Mercredi 30 mai 2012 3 30 /05 /Mai /2012 09:54

J'ai du mal à mettre les idées en ordre, tellement j'ai de choses à coucher ici.

 

Pour commencer, il y a eu l'opération. Le scalpel a encore fait son oeuvre pour éliminer un morceau de crabe installé en Elle. Ce qui fait qu'on risque d'avoir encore une année de merde, avec des projets bousculés par les conséquences d'une chimio.

J'espère qu'un jour, on parviendra à identifier l'espèce de pourriture génétique dont on a hérité pour mieux la contrer. Mais "en l'état actuel des connaissances, il n'a pas été identifié de prédisposition", a dit l'oncologue responsable du dépistage génétique. (Voui, c'est ça, et mon cul c'est du poulet...  Car depuis 3 générations, on est à 100% de femmes touchées et/ou opérées du cancer du sein... avec un record crabesque pour maman Tortue qui s'est tapé deux autres "nouveaux" crabes auxquels on n'avait pas encore eu droit chez nous !)

 

Je continue d'admirer sa force de caractère. Sa capacité à tacler cette salope de crabe. J'ignore si elle s'appuie sur nous, ou si c'est nous qui nous appuyons sur elle, mais ça fonctionne. La tribu est en rangs serrés.

Ce WE, on a fêté les anniversaires du mois, avec bons petits plats, avec rires, avec bons vins... on fait des pieds de nez à la bête à pinces en continuant de la mépriser à coup de tranches de vie délicieuses.

Le Petit Aux Yeux Bleus continue de nous charmer tandis qu'il découvre le monde.

 

 

Du coup, je prends avec recul d'autres facettes de ma vie.

 

Parce que le "charmeur" qui en fait des caisses avec des mots, et qui n'assume pas dans la vraie vie, ça me fait plutôt marrer pour tout dire. Trois nouvelles semaines de silence.

Probablement qu'il est  "bloqué", comme la fois d'avant.

Voui, parce qu'il semblerait que l'animal "bloque". Il l'a dit dans un texto : "je suis "bloqué", je sais pas pourquoi". Avant de se "débloquer" et de me proposer un cinoche. Puis de "bloquer" de nouveau. (M'enfin, je lui reconnais une qualité, il n'a pas "bloqué" devant l'addition du restau, ce qui est gentleman de sa part, c'est un fait.)

 

Il est venu me chercher, on est allés au restau puis au ciné. On a passé une belle soirée.

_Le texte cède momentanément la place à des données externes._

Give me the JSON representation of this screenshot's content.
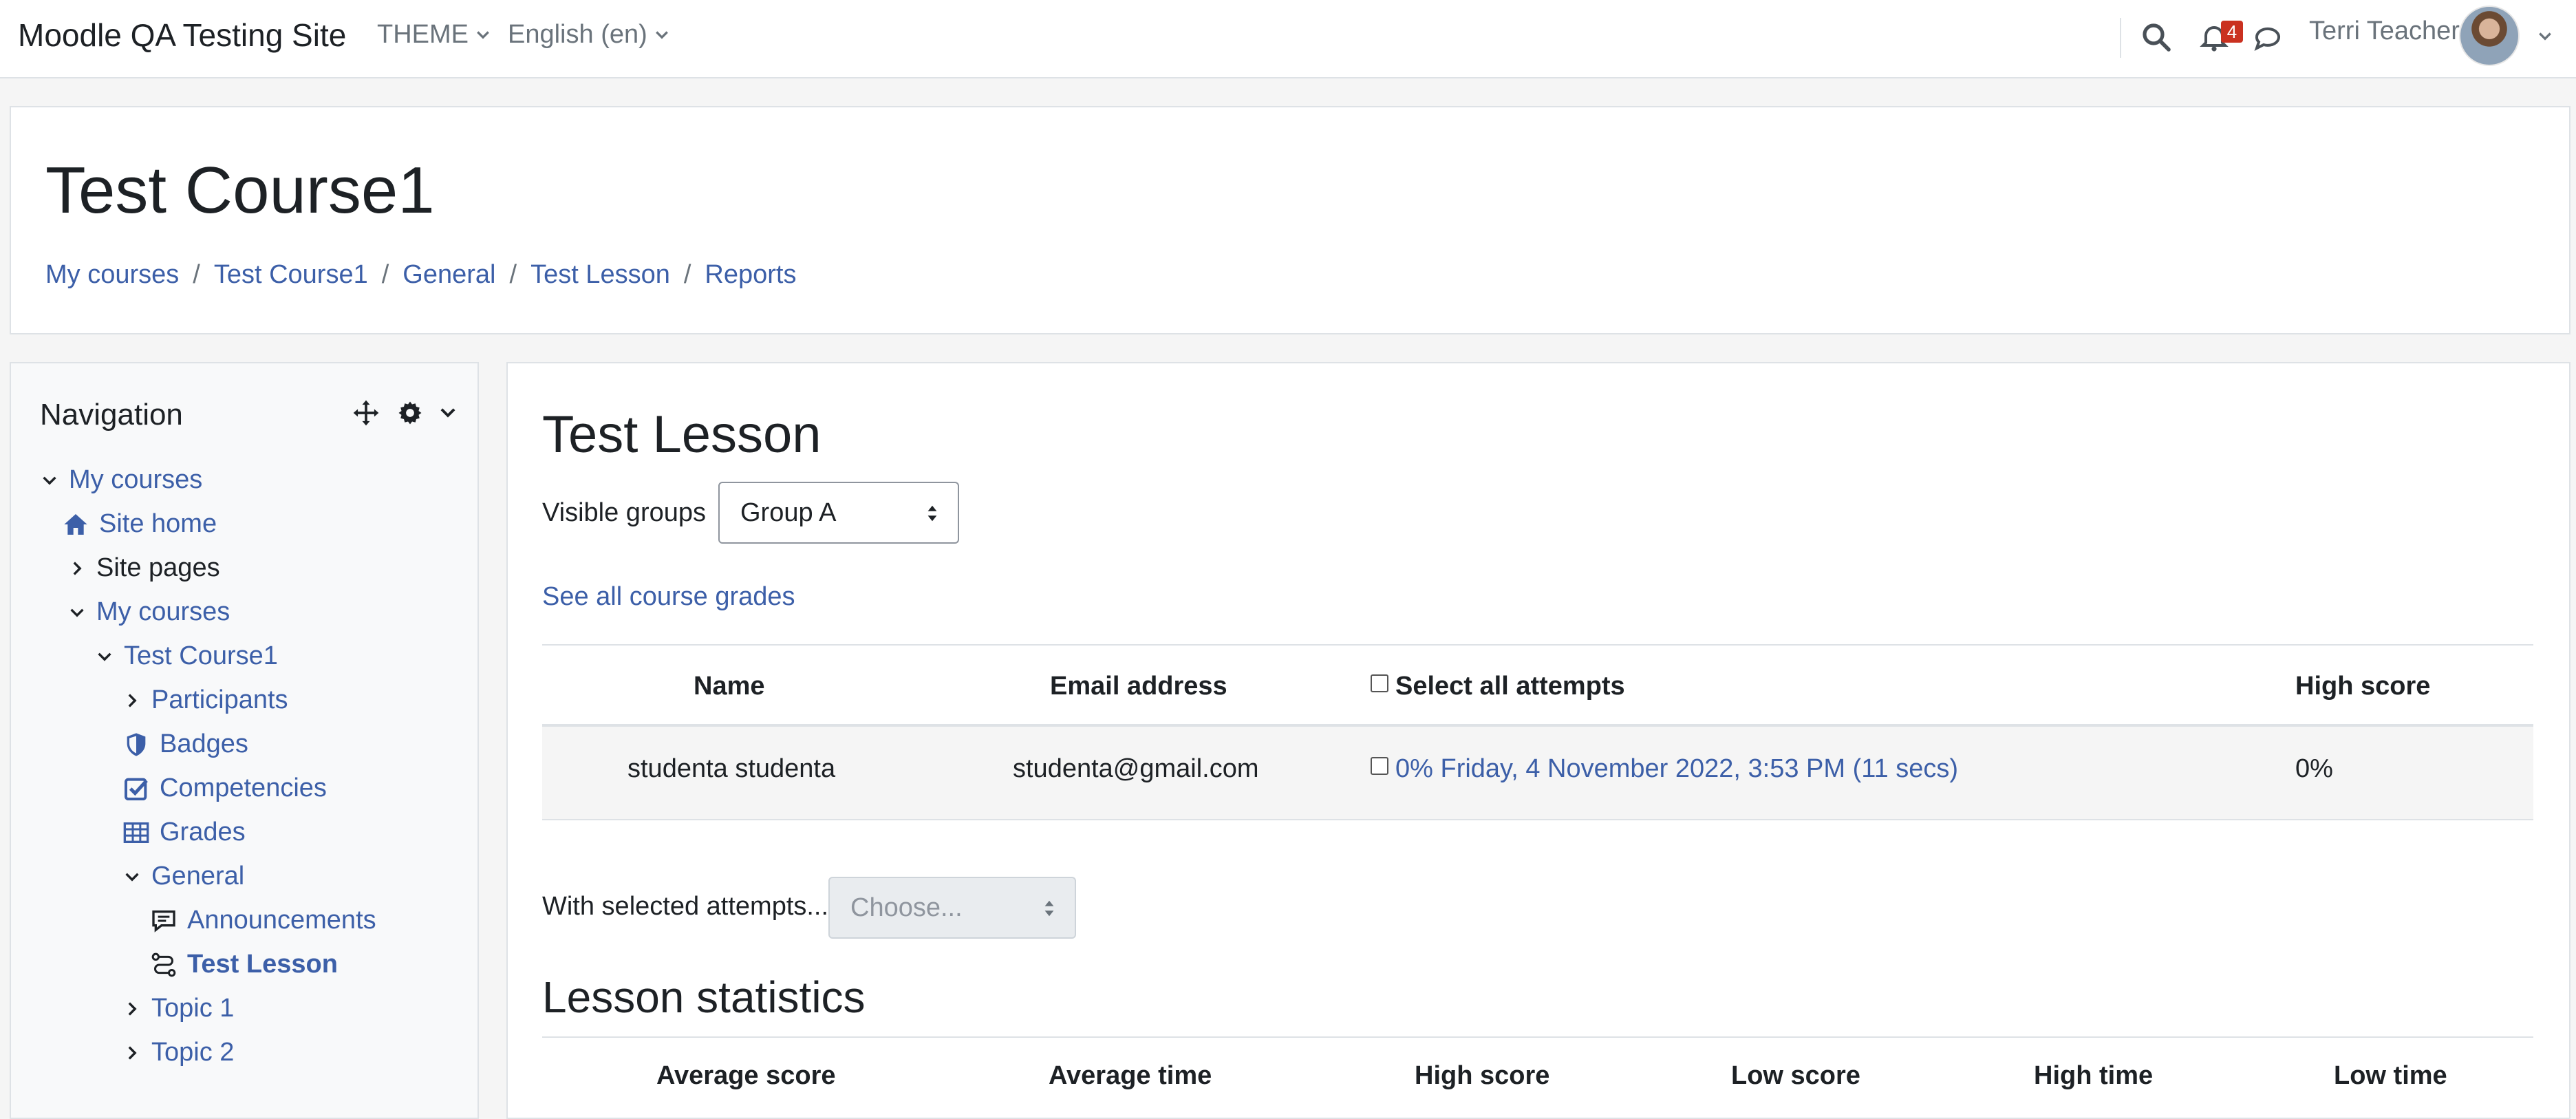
{
  "navbar": {
    "site_name": "Moodle QA Testing Site",
    "theme_menu": "THEME",
    "language_menu": "English (en)",
    "notification_count": "4",
    "user_name": "Terri Teacher"
  },
  "header": {
    "course_title": "Test Course1",
    "breadcrumbs": [
      "My courses",
      "Test Course1",
      "General",
      "Test Lesson",
      "Reports"
    ],
    "separator": "/"
  },
  "navigation": {
    "title": "Navigation",
    "items": [
      {
        "label": "My courses",
        "icon": "chevron-down-icon"
      },
      {
        "label": "Site home",
        "icon": "home-icon"
      },
      {
        "label": "Site pages",
        "icon": "chevron-right-icon"
      },
      {
        "label": "My courses",
        "icon": "chevron-down-icon"
      },
      {
        "label": "Test Course1",
        "icon": "chevron-down-icon"
      },
      {
        "label": "Participants",
        "icon": "chevron-right-icon"
      },
      {
        "label": "Badges",
        "icon": "shield-icon"
      },
      {
        "label": "Competencies",
        "icon": "check-square-icon"
      },
      {
        "label": "Grades",
        "icon": "table-icon"
      },
      {
        "label": "General",
        "icon": "chevron-down-icon"
      },
      {
        "label": "Announcements",
        "icon": "forum-icon"
      },
      {
        "label": "Test Lesson",
        "icon": "lesson-icon"
      },
      {
        "label": "Topic 1",
        "icon": "chevron-right-icon"
      },
      {
        "label": "Topic 2",
        "icon": "chevron-right-icon"
      }
    ]
  },
  "main": {
    "lesson_title": "Test Lesson",
    "groups_label": "Visible groups",
    "groups_selected": "Group A",
    "see_all_grades": "See all course grades",
    "table": {
      "headers": {
        "name": "Name",
        "email": "Email address",
        "select_all": "Select all attempts",
        "high_score": "High score"
      },
      "rows": [
        {
          "name": "studenta studenta",
          "email": "studenta@gmail.com",
          "attempt": "0% Friday, 4 November 2022, 3:53 PM (11 secs)",
          "high_score": "0%"
        }
      ]
    },
    "with_selected_label": "With selected attempts...",
    "with_selected_placeholder": "Choose...",
    "stats_title": "Lesson statistics",
    "stats_headers": [
      "Average score",
      "Average time",
      "High score",
      "Low score",
      "High time",
      "Low time"
    ]
  }
}
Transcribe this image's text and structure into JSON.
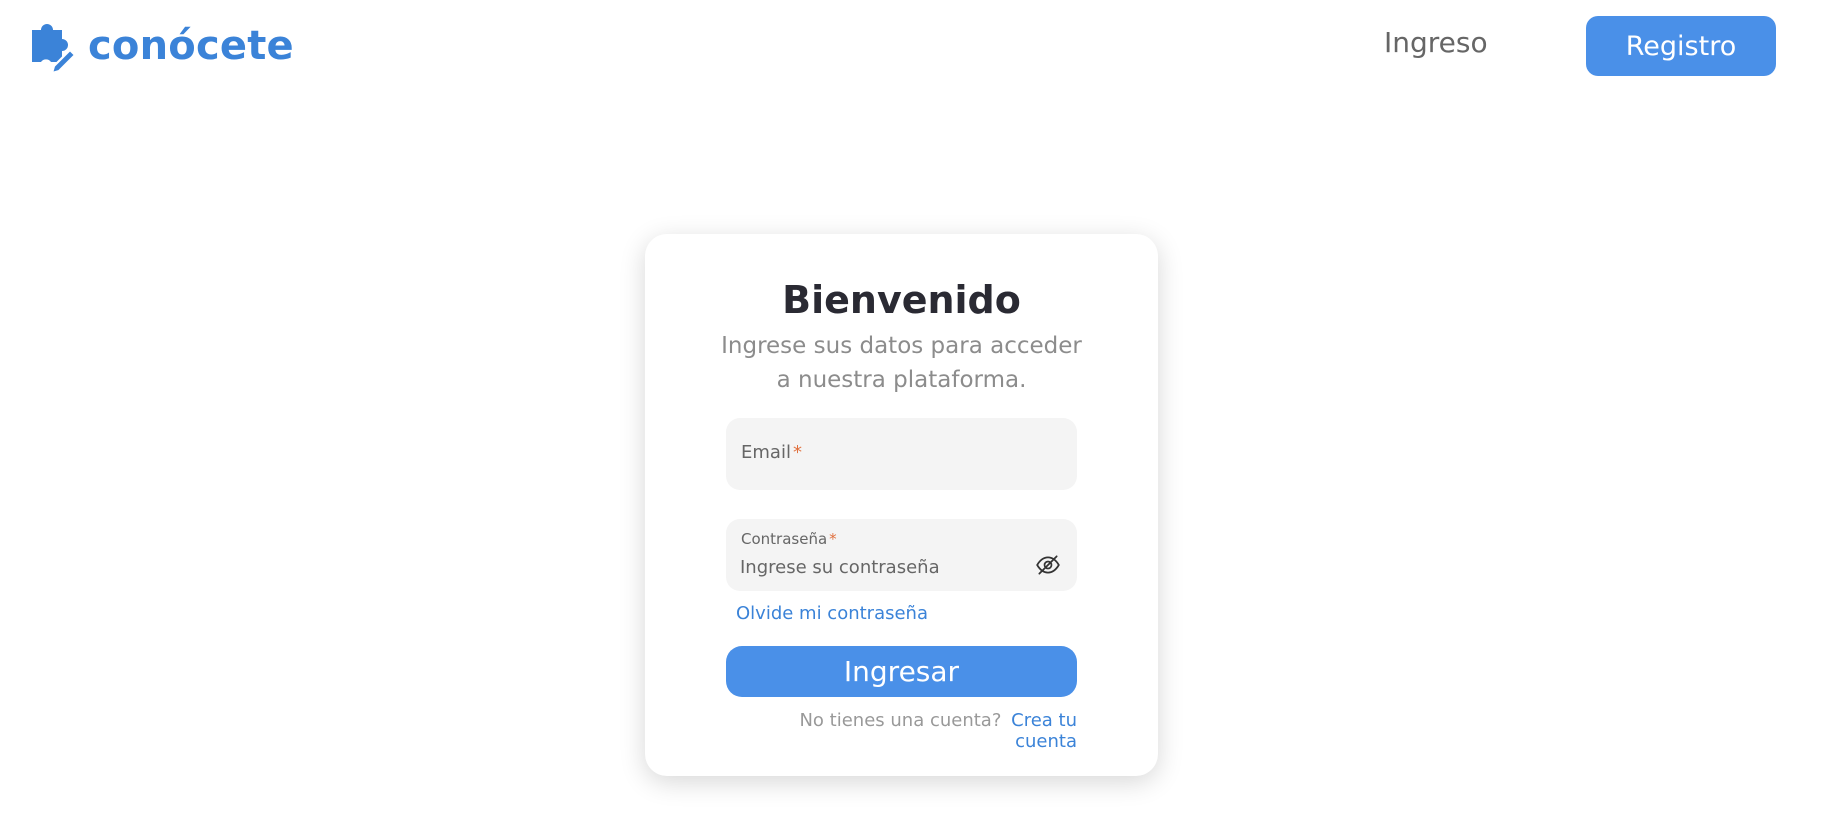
{
  "header": {
    "brand_name": "conócete",
    "logo_icon": "puzzle-pencil-icon",
    "nav_login_label": "Ingreso",
    "nav_register_label": "Registro"
  },
  "colors": {
    "accent": "#4a90e8",
    "brand": "#3b83d8",
    "required_mark": "#e0703e"
  },
  "login_card": {
    "title": "Bienvenido",
    "subtitle": "Ingrese sus datos para acceder a nuestra plataforma.",
    "email": {
      "label": "Email",
      "required_mark": "*",
      "value": ""
    },
    "password": {
      "label": "Contraseña",
      "required_mark": "*",
      "placeholder": "Ingrese su contraseña",
      "toggle_icon": "eye-off-icon"
    },
    "forgot_password_label": "Olvide mi contraseña",
    "submit_label": "Ingresar",
    "signup_prompt": "No tienes una cuenta?",
    "signup_link_label": "Crea tu cuenta"
  }
}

Certes, les étincelles ne se sont pas produites. Est-ce cependant une raison pour couper court ? Quand on a discuté autant pendant des mois, j'estime qu'un vrai lien amical a pu se tisser et que donc, le respect inhérent à toute amitié devrait induire une continuité dans l'échange... ou alors, une vraie discussion mettant un point final. Cette fuite dans le silence me déconcerte à chaque fois.

J'ai décidé de lui faire un mail pour lui dire ce que j'en pense... et lui souhaiter bon vent par la même occasion.

 

Donc lui, affaire classée. Encore un dont j'ai surcoté l'âme.

Je reste persuadée que c'est un mec chouette mais il y a un truc qui coince et que je n'ai pas réussi à identifier clairement. Il est probable qu'il ne m'ait pas mis toutes les clés en main et qu'une partie de l'explication se trouve dans des faits dont il aurait pu "oublier" de me parler... Genre (je suis la reine du soupçon quand je ne flaire pas une situation), la mère de ses gamins qui vivrait peut-être pas vraiment sous un autre toit que le sien...

C'est bête, on se marrait bien, donc ça me chiffonne un chouilla.

 

Mais pas grave, j'ai d'autres plats sur le feu.

 

Dont un avec lequel j'ai partagé un verre hier et un avec lequel je devrais partager un verre dans quinze jours.

 

Hier, c'était chouette. Soirée sympa à parler de tout et rien. A évoquer des cinoches, des balades en deux roues (hiiii !), des sorties diverses et variées dans le coin... ça me plait bien, ce "truc indéterminé" (amitié? amourette?) qui commence tranquille.

 

Pour dans quinze jours, j'ai un bon pressentiment. (Mais tu commences à me connaître, je me goure tellement souvent qu'il vaudra mieux attendre qu'un certain temps ce soit écoulé pour te raconter...)

 

 

Pour le reste, j'ai des projets qui se dessinent pour l'été. Je vais le remplir de bonnes choses qui collent le peps.

 

 

 

Et je vais continuer d'user mes baskets parce que c'est un vrai bénéfice, pour mon corps comme pour ma tête.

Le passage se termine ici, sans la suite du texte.